L’élite des banquiers sait d’ailleurs pertinemment que le capital de leur établissement n’est pas une jauge fondamentale, mais elle s’y accroche car tout à fait consciente que davantage de capital induit un rendement inférieur sur ce même capital, donc des bonus moins élevés pour elle. L’exemple caricatural hautement malsain étant celui du Crédit Suisse qui a réussi en 10 ans à distribuer 35 milliards en bonus, tout en perdant 3.5 milliards sur la même période.
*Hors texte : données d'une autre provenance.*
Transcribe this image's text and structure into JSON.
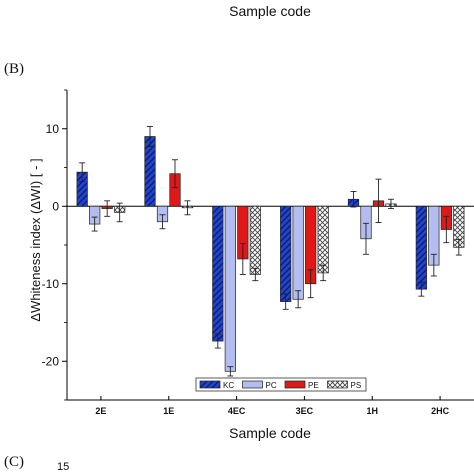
{
  "header": {
    "top_xlabel": "Sample code"
  },
  "panels": {
    "b_label": "(B)",
    "c_label": "(C)",
    "c_partial_tick": "15"
  },
  "chart_data": {
    "type": "bar",
    "title": "",
    "xlabel": "Sample code",
    "ylabel": "ΔWhiteness index  (ΔWI) [ - ]",
    "ylim": [
      -25,
      15
    ],
    "yticks": [
      10,
      0,
      -10,
      -20
    ],
    "categories": [
      "2E",
      "1E",
      "4EC",
      "3EC",
      "1H",
      "2HC"
    ],
    "series": [
      {
        "name": "KC",
        "color": "#2244cc",
        "pattern": "hatch",
        "values": [
          4.4,
          9.0,
          -17.4,
          -12.3,
          0.9,
          -10.7
        ],
        "errors": [
          1.2,
          1.3,
          0.9,
          1.0,
          1.0,
          0.9
        ]
      },
      {
        "name": "PC",
        "color": "#b3bdef",
        "pattern": "solid",
        "values": [
          -2.3,
          -2.0,
          -21.3,
          -12.0,
          -4.2,
          -7.6
        ],
        "errors": [
          0.9,
          0.9,
          0.6,
          1.1,
          2.0,
          1.4
        ]
      },
      {
        "name": "PE",
        "color": "#e01818",
        "pattern": "solid",
        "values": [
          -0.3,
          4.2,
          -6.8,
          -10.0,
          0.7,
          -3.0
        ],
        "errors": [
          1.0,
          1.8,
          2.0,
          1.8,
          2.8,
          1.7
        ]
      },
      {
        "name": "PS",
        "color": "#dddddd",
        "pattern": "crosshatch",
        "values": [
          -0.8,
          -0.2,
          -8.8,
          -8.6,
          0.3,
          -5.3
        ],
        "errors": [
          1.2,
          0.9,
          0.8,
          1.0,
          0.6,
          1.0
        ]
      }
    ],
    "legend": {
      "placement": "bottom-center"
    },
    "grid": false
  }
}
Comment s’étonner dès lors de la répartie judicieuse de la Ministre herlvétique des Finances, Karin Keller-Sutter, ayant récemment reconnu que le bonus de 14 millions de francs suisses reçu par Sergio Ermotti, grand patron de l’UBS, représentait 30 ans de son propre salaire?

Pour rester sur le Crédit Suisse, et par-delà ses ratios en capitaux, comment le régulateur ne fut-il pas alerté par sa misérable gouvernance et par la surveillance lamentable exercée par son Conseil d’administration? Car il est un autre fait qui semble peu contestable, à savoir que les établissements à problème sont toujours ceux dont le Conseil d’administration n’est pas à la hauteur, les experts compétents préférant éviter une telle position à risque à la maigre rémunération. Le cas du Crédit Suisse prouve qu’une banqueroute peut être attribuée à autant de facteurs quantitatifs que qualitatifs, et démontre en creux les négligences du superviseur car, en l’occurrence, la FINMA (Autorité fédérale de surveillance des marchés financiers) n’est jamais intervenue pour assainir la gourmandise malsaine de ses dirigeants ni la misérable gouvernance de cette banque.

Ces régulateurs, comme leurs collègues américains, auraient largement pu limiter la casse s’ils s’étaient seulement intéressés au cours en bourse de ces établissements voués à la faillite. Un simple coup d’œil en direction de la vraie vie aurait dû déclencher l’alarme généralisée.